Jakarta: An Introduction

Jakarta, the capital of Indonesia, is the largest city in Southeast Asia with a population of over 10.5 million people in 2020. Combined with its neighboring cities, the Jakarta metropolitan region is the second largest metropolitan area in the world after Tokyo.

Although Indonesians have settled in Jakarta as early as the fourth century, the area was first colonized by the Dutch in the seventeenth century with the expansion of the Dutch East India Company (VOC). Batavia, the colonial walled city, served as the capital of the VOC and quickly grew in population as more laborers and migrants moved to work in the sugar plantations and Dutch households. The Dutch were very rigid in adhering to social hierarchies; the elite Europeans lived inside the walled city while the enslaved population and Chinese migrants had limited rights and faced heavy discrimination.

After Indonesia received full independence from the Dutch in 1949, Jakarta became the capital of a newly independent country. During the second half of the twentieth century, Suharto’s New Order regime consolidated power and oversaw the country’s modernization. Despite rapid economic growth in the 1970s and 1980s due to Jakarta’s growing status in manufacturing and finance, Jakarta – and Indonesia, more broadly – faced a tumultuous period in its society. Chinese Indonesians remain a target of state-sanctioned discrimination and were banned from publicly celebrating their heritage until the 2000s.

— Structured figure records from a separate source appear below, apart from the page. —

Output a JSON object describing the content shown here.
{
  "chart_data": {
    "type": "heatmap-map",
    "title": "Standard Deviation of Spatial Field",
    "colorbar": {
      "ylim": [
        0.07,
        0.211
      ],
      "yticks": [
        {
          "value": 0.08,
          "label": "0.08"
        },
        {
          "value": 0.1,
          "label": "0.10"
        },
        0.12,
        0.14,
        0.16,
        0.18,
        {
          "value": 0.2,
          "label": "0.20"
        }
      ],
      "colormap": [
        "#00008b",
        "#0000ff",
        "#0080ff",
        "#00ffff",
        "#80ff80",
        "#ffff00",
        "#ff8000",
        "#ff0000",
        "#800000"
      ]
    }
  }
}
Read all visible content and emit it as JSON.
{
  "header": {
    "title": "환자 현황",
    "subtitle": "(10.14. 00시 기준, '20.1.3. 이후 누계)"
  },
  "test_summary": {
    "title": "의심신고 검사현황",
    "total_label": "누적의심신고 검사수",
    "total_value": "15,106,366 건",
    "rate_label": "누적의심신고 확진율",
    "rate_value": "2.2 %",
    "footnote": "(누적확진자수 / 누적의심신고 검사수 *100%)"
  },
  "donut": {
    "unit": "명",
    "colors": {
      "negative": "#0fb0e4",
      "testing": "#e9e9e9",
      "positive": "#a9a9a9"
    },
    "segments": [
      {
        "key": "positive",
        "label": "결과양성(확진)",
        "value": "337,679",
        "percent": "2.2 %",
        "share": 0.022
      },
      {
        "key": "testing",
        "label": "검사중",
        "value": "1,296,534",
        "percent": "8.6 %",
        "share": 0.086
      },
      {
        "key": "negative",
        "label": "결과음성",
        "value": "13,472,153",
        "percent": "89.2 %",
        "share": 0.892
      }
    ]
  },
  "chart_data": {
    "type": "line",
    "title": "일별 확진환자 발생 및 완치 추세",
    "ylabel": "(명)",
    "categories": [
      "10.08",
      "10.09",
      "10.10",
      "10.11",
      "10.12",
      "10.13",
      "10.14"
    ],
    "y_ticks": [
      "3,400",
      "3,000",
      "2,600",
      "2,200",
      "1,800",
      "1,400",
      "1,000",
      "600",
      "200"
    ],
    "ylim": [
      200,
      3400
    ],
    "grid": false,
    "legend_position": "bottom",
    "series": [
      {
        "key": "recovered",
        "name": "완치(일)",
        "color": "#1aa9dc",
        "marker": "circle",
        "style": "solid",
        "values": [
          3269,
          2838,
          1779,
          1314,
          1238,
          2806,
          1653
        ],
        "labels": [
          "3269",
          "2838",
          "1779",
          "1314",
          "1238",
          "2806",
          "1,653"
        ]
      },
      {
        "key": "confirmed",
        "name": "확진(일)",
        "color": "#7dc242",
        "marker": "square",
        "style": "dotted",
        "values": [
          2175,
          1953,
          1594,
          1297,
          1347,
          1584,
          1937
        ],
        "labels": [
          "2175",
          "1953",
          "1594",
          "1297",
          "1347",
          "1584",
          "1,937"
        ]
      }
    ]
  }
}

When the 1997 Asian Financial Crisis reached Indonesia, it resulted in the May 1998 riots, which was the culmination of the public’s discontent with Suharto’s regime. The riots originated from the public’s opposition to widespread corruption, rising unemployment, and food shortages. However, the riots also targeted Chinese Indonesians, whose businesses were looted and burned down. Months later, Suharto resigned as the country’s leader, allowing Indonesia to enter Reformasi or its reform era.